オブジェクト REST API を使用すると、同じデータ セットをファイル階層として、またはバケット内のオブジェクトとして表示できます。 これを行うために、オブジェクト REST API は、S3 クライアントが S3 オブジェクト要求を使用してネットワーク接続ストレージ (NAS) ストレージ内のファイルを読み取り、書き込み、列挙できるようにするバケットを作成します。 このマッピングは NAS セキュリティ構成に準拠し、ファイルとディレクトリのアクセス許可を監視します。
このマッピングは、指定された NAS ディレクトリ階層を S3 バケットとして提示することによって実現されます。 ディレクトリ階層内の各ファイルは、マップされたディレクトリから下に向かって相対的な名前を持つ S3 オブジェクトとして表されます。 ディレクトリの境界は、スラッシュ文字 (/) で表されます。
要件と考慮事項
- オブジェクト REST API バケットはボリュームに関連付けられています。 バケットに関連付けられているボリュームを削除すると、バケットが完全に削除されます。 この削除操作は元に戻すことができません。
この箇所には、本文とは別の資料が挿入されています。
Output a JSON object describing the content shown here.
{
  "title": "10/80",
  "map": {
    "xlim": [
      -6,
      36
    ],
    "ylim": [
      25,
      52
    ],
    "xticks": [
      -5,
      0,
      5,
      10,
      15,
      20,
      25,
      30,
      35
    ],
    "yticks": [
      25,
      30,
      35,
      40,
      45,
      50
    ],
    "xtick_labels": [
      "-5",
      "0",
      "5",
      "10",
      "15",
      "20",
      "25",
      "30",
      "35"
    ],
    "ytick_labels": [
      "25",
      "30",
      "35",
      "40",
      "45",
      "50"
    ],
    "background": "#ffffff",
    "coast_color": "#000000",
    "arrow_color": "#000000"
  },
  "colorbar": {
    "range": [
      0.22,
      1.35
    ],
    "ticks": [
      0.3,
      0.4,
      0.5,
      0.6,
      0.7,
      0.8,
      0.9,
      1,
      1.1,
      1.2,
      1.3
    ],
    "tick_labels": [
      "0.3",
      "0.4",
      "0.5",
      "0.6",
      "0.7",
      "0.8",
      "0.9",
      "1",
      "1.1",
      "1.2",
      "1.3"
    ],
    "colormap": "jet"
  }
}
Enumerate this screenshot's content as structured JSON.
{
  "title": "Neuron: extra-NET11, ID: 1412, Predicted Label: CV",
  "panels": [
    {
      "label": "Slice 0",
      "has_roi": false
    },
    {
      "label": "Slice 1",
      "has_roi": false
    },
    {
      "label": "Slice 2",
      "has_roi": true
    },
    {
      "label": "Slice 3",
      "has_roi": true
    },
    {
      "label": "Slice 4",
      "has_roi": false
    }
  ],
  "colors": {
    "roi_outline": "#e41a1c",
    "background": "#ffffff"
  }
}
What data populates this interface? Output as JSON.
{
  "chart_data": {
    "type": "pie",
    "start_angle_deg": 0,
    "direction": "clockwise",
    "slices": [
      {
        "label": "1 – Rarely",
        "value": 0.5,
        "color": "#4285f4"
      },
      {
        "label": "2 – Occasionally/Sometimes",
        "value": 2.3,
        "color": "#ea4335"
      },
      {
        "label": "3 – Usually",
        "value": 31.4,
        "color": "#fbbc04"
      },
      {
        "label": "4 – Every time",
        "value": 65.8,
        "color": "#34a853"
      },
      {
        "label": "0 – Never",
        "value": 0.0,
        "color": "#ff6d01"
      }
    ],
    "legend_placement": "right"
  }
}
- バケットは、クール アクセスが有効になっているボリュームと大容量ボリュームでサポートされます。
- ユーザーは、バケット証明書のライフサイクルを管理する責任があります。 有効期限を確認して証明書を更新するには、[ バケット ] メニューを表示し、[ 証明書 の状態] フィールドと [ 証明書の有効期限] フィールドを確認します。
- すべての Azure Key Vault で診断ログを有効にして、セキュリティ調査に監査証跡を確実に使用できるようにする必要があります。
- Key Vault のアクセスを承認されたネットワーク (NetApp VNet および顧客 VNet) のみに制限するには、ネットワーク アクセス制御リスト (ACL) を構成する必要があります。
- 最小特権の原則に従うために、証明書 (読み取り専用アクセス) と S3 資格情報 (書き込みアクセス) 用に個別の Azure Key Vault を実装することをお勧めします。
- 適切なアクセス制御境界を維持するために、証明書と資格情報の Azure Key Vaults オブジェクト参照を別々のバケットに格納することをお勧めします。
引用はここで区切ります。